Sebaceous Gland Carcinoma of eyelids & face
The Sebaceous gland carcinoma (Sebaceous cell cancer) carcinoma is quite an uncommon & vigorously malignant skin (cutaneous) tumor (cancer). This lesion is said to be originating from the sebaceous glands in the skin and hence it may arise anywhere in the skin where these glands are located. The periocular region (eyelids and region around the eye) is the most common site where this lesion can be found. There is high risk of metastasis involved & hence prognosis is said to be very poor in such cases. This type of malignancy is thought to be a lethal kind of tumor. Sebaceous Carcinoma of extraocular (outside of eye) origin in the head is considered less locally aggressive and rarely tends to develop metastases as compared to ocular Sebaceous Carcinoma. Approximately 25% of sebaceous carcinomas arise in extraocular sites, most commonly on the head and neck.

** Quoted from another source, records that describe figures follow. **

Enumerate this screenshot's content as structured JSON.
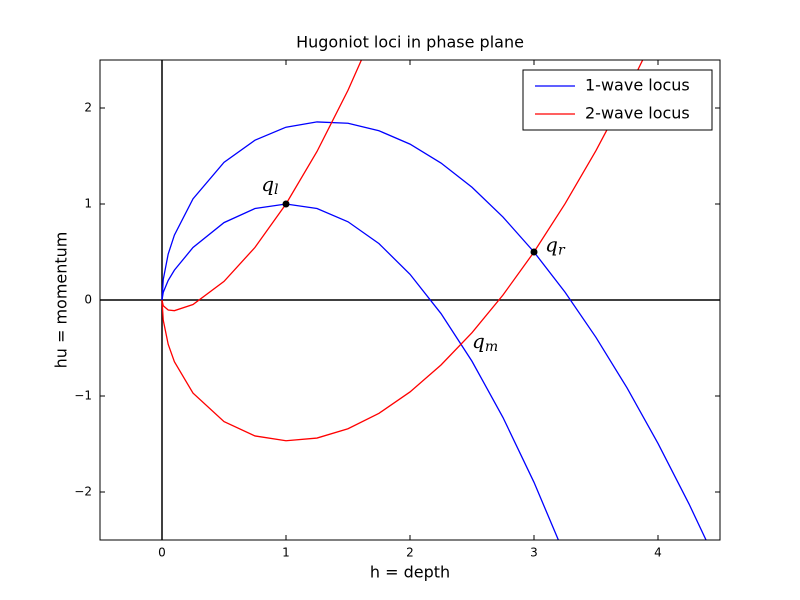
{
  "chart_data": {
    "type": "line",
    "title": "Hugoniot loci in phase plane",
    "x_label": "h = depth",
    "y_label": "hu = momentum",
    "xlim": [
      -0.5,
      4.5
    ],
    "ylim": [
      -2.5,
      2.5
    ],
    "xticks": [
      0,
      1,
      2,
      3,
      4
    ],
    "yticks": [
      {
        "value": -2,
        "label": "−2"
      },
      {
        "value": -1,
        "label": "−1"
      },
      0,
      1,
      2
    ],
    "zero_lines": true,
    "legend": "upper right",
    "series": [
      {
        "name": "1-wave locus",
        "color": "#0000ff",
        "x": [
          0,
          0.01,
          0.05,
          0.1,
          0.25,
          0.5,
          0.75,
          1,
          1.25,
          1.5,
          1.75,
          2,
          2.25,
          2.5,
          2.75,
          3,
          3.25,
          null,
          0,
          0.01,
          0.05,
          0.1,
          0.25,
          0.5,
          0.75,
          1,
          1.25,
          1.5,
          1.75,
          2,
          2.25,
          2.5,
          2.75,
          3,
          3.25,
          3.5,
          3.75,
          4,
          4.25,
          4.5
        ],
        "values": [
          0,
          0.08,
          0.204,
          0.311,
          0.547,
          0.806,
          0.953,
          1,
          0.953,
          0.815,
          0.587,
          0.268,
          -0.141,
          -0.638,
          -1.224,
          -1.899,
          -2.663,
          null,
          0,
          0.213,
          0.479,
          0.676,
          1.054,
          1.434,
          1.665,
          1.8,
          1.855,
          1.841,
          1.763,
          1.624,
          1.427,
          1.174,
          0.864,
          0.5,
          0.082,
          -0.39,
          -0.915,
          -1.494,
          -2.124,
          -2.808
        ]
      },
      {
        "name": "2-wave locus",
        "color": "#ff0000",
        "x": [
          0,
          0.01,
          0.05,
          0.1,
          0.25,
          0.5,
          0.75,
          1,
          1.25,
          1.5,
          1.75,
          null,
          0,
          0.01,
          0.05,
          0.1,
          0.25,
          0.5,
          0.75,
          1,
          1.25,
          1.5,
          1.75,
          2,
          2.25,
          2.5,
          2.75,
          3,
          3.25,
          3.5,
          3.75,
          4
        ],
        "values": [
          0,
          -0.06,
          -0.104,
          -0.111,
          -0.047,
          0.194,
          0.548,
          1,
          1.547,
          2.185,
          2.913,
          null,
          0,
          -0.21,
          -0.462,
          -0.643,
          -0.97,
          -1.267,
          -1.416,
          -1.466,
          -1.438,
          -1.341,
          -1.18,
          -0.958,
          -0.677,
          -0.34,
          0.052,
          0.5,
          1.002,
          1.557,
          2.166,
          2.827
        ]
      }
    ],
    "points": {
      "color": "#000000",
      "x": [
        1,
        3
      ],
      "values": [
        1,
        0.5
      ]
    },
    "annotations": [
      {
        "text": "q",
        "sub": "l",
        "x": 0.8,
        "y": 1.2
      },
      {
        "text": "q",
        "sub": "r",
        "x": 3.09,
        "y": 0.57
      },
      {
        "text": "q",
        "sub": "m",
        "x": 2.5,
        "y": -0.44
      }
    ]
  }
}
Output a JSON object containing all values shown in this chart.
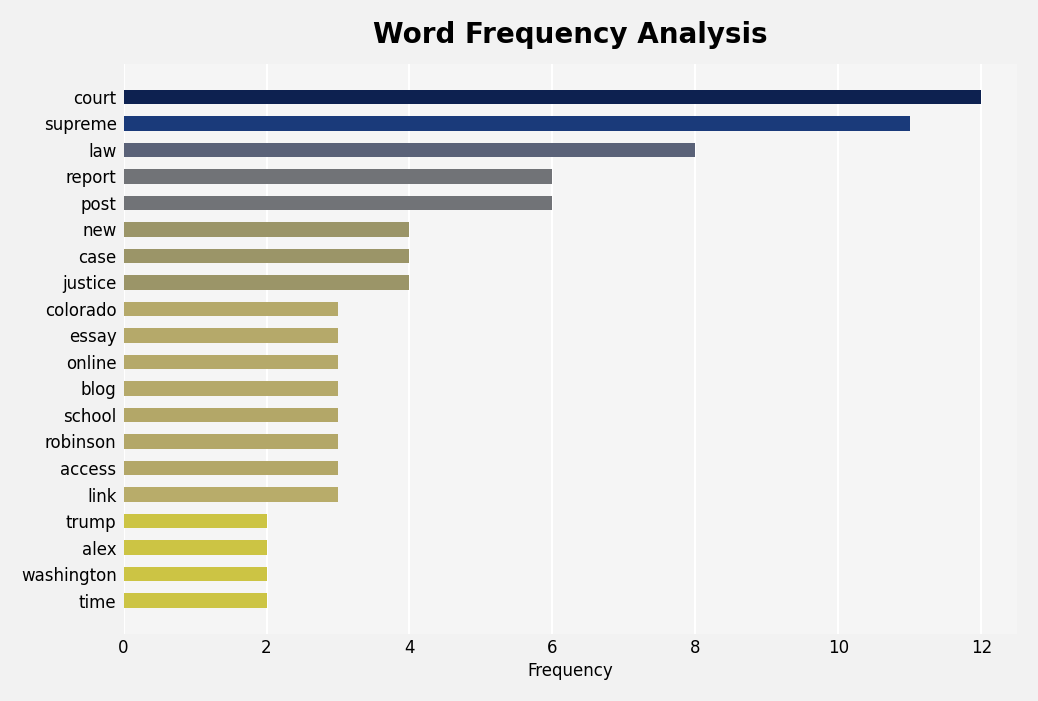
{
  "title": "Word Frequency Analysis",
  "categories": [
    "court",
    "supreme",
    "law",
    "report",
    "post",
    "new",
    "case",
    "justice",
    "colorado",
    "essay",
    "online",
    "blog",
    "school",
    "robinson",
    "access",
    "link",
    "trump",
    "alex",
    "washington",
    "time"
  ],
  "values": [
    12,
    11,
    8,
    6,
    6,
    4,
    4,
    4,
    3,
    3,
    3,
    3,
    3,
    3,
    3,
    3,
    2,
    2,
    2,
    2
  ],
  "bar_colors": [
    "#0d2150",
    "#1a3a7a",
    "#5a6278",
    "#717377",
    "#717377",
    "#9b9568",
    "#9b9568",
    "#9b9568",
    "#b5a96a",
    "#b5a96a",
    "#b5a96a",
    "#b5a96a",
    "#b3a768",
    "#b3a768",
    "#b3a768",
    "#b8ac6a",
    "#ccc444",
    "#ccc444",
    "#ccc444",
    "#ccc444"
  ],
  "xlabel": "Frequency",
  "xlim": [
    0,
    12.5
  ],
  "xticks": [
    0,
    2,
    4,
    6,
    8,
    10,
    12
  ],
  "background_color": "#f2f2f2",
  "plot_bg_color": "#f5f5f5",
  "title_fontsize": 20,
  "label_fontsize": 12,
  "tick_fontsize": 12,
  "bar_height": 0.55
}
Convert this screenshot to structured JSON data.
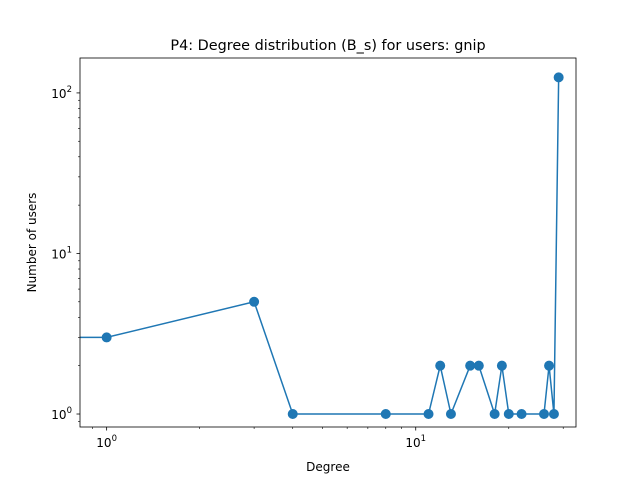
{
  "chart_data": {
    "type": "line",
    "title": "P4: Degree distribution (B_s) for users: gnip",
    "xlabel": "Degree",
    "ylabel": "Number of users",
    "xscale": "log",
    "yscale": "log",
    "xlim": [
      0.82,
      33
    ],
    "ylim": [
      0.83,
      165
    ],
    "grid": false,
    "legend": "none",
    "series_color": "#1f77b4",
    "marker": "circle",
    "x_ticks": [
      {
        "value": 1,
        "base": "10",
        "exp": "0"
      },
      {
        "value": 10,
        "base": "10",
        "exp": "1"
      }
    ],
    "y_ticks": [
      {
        "value": 1,
        "base": "10",
        "exp": "0"
      },
      {
        "value": 10,
        "base": "10",
        "exp": "1"
      },
      {
        "value": 100,
        "base": "10",
        "exp": "2"
      }
    ],
    "x": [
      0,
      1,
      3,
      4,
      8,
      11,
      12,
      13,
      15,
      16,
      18,
      19,
      20,
      22,
      26,
      27,
      28,
      29
    ],
    "y": [
      3,
      3,
      5,
      1,
      1,
      1,
      2,
      1,
      2,
      2,
      1,
      2,
      1,
      1,
      1,
      2,
      1,
      125
    ]
  }
}
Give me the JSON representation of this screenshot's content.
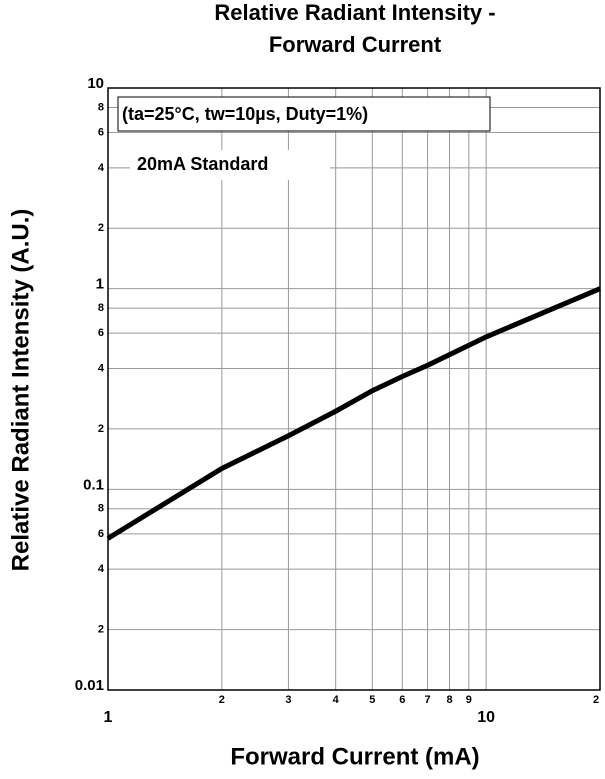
{
  "chart_data": {
    "type": "line",
    "title": [
      "Relative Radiant Intensity -",
      "Forward Current"
    ],
    "xlabel": "Forward Current (mA)",
    "ylabel": "Relative Radiant Intensity (A.U.)",
    "annotations": [
      "(ta=25°C, tw=10µs, Duty=1%)",
      "20mA Standard"
    ],
    "xscale": "log",
    "yscale": "log",
    "grid": true,
    "xlim": [
      1,
      20
    ],
    "ylim": [
      0.01,
      10
    ],
    "xticks": [
      1,
      2,
      3,
      4,
      5,
      6,
      7,
      8,
      9,
      10,
      {
        "value": 20,
        "label": "2"
      }
    ],
    "yticks": [
      0.01,
      {
        "value": 0.02,
        "label": "2"
      },
      {
        "value": 0.04,
        "label": "4"
      },
      {
        "value": 0.06,
        "label": "6"
      },
      {
        "value": 0.08,
        "label": "8"
      },
      0.1,
      {
        "value": 0.2,
        "label": "2"
      },
      {
        "value": 0.4,
        "label": "4"
      },
      {
        "value": 0.6,
        "label": "6"
      },
      {
        "value": 0.8,
        "label": "8"
      },
      1,
      2,
      4,
      6,
      8,
      10
    ],
    "x": [
      1,
      2,
      3,
      4,
      5,
      6,
      7,
      10,
      20
    ],
    "series": [
      {
        "color": "#000000",
        "values": [
          0.057,
          0.127,
          0.185,
          0.245,
          0.31,
          0.365,
          0.415,
          0.575,
          1.0
        ]
      }
    ]
  }
}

Sebaceous gland carcinoma mainly affects the following regions in the eye:
-meibomian glands of the upper & lower eyelids
Sebaceous carcinoma can resemble non-cancerous conditions such as chalazion (stye). A non-healing stye despite taking treatment should be examined under microscope with the help of biopsy, with the suspicion of a sebaceous cancer.
Female preponderance is found in this type of cancers. The most common age group affected is in the 7th decade of life. Generally, most common site of the lesion being upper eyelid margin.
Even though, sebaceous cell carcinomas are mostly seen in elderly individuals, people in the younger age group with history of radiation exposure to the face may also present with sebaceous cell cancer.
Causes & Risk factors:
Exact cause underlying the condition is not known.
History of exposure to radiation is considered to be a major risk factor in case of younger patients.
A genetic condition known as Muir Torré syndrome, where there is another primary cancer already existing elsewhere in the body, is a predisposing factor for the development of sebaceous gland carcinoma. Therefore, people diagnosed with sebaceous gland cancer are often examined for signs of cancer elsewhere. This is just a precautionary measure.
The physical appearance of sebaceous gland carcinoma is extremely different & never has a fixed pattern.
They resemble benign conditions such as blepharoconjunctivitis, chalazion (stye), keratitis and other malignant or benign skin lesions.
Many of the skin tumors have a predisposition for the upper eyelid and are yellowish in appearance. Tumors at the eyelid margin commonly lead to loss of eyelashes. Classically, this lesion is a painless, firm in consistency, indurated compact mass or ulceration associated with the loss of cilia (eyelashes), in a non-healing area despite of being treated for presence of recurrent styes.
Both the history and the presentation of sebaceous cell carcinoma are highly variable. Typically, there is an slow gradual onset of a painless firm eyelid mass. This mass easily can appear clinically as a chronic or recurrent stye.
Sebaceous gland carcinoma of eyelid classically presents yellowish in appearance in the form of a nodule. It’s an asymptomatic lesion associated with loss of eyelashes.
A conjunctivitis or stye that is not healing despite of 2-3 months of constant observation & treatment should be examined under microscope & skin biopsy should be performed. A scrape biopsy may be carried out initially. On histopathologic evaluation of fresh tissue, the diagnosis can be confirmed.
Once the diagnosis is been confirmed, a metastatic survey is necessitated. Sebaceous carcinoma can spread to adjacent lymph nodes (pre-auricular and cervical) and to the distant organs such as lungs, brain, liver and bone as well. The occurrence of metastasis depends upon the site & size of the primarily existing tumor. Local tumor leading to invasion of adjacent regional lymph nodes, orbit or sites where there is evident local spread are associated with poor prognosis & chances of survival are very less in such cases.
Treatment requires a COMPLETE resection or excision (eyelid excision biopsy) of the tumor. We use frozen section control (Mohs Surgery) to provide negative margins. Larger surgeries, cryodestruction and radiation may be required if resection is not possible. Upper & lower eyelid reconstruction surgery is often needed for large tumors. Flap surgery like the Cutler beard Flap procedure, Tenzel Flap, Hughes Flap & Mustarde’s Cheek rotation flap are used in reconstruction of large upper & lower eyelid defects, post cancer removal. Exenteration (complete removal of the orbital contents is sometimes required for extensive or recurrent disease).
Topical chemotherapy & Radiotherapy are also found to be useful in managing the cases of sebaceous cell carcinoma. For metastasis to distant organs, systemic chemotherapy medication needs to be given.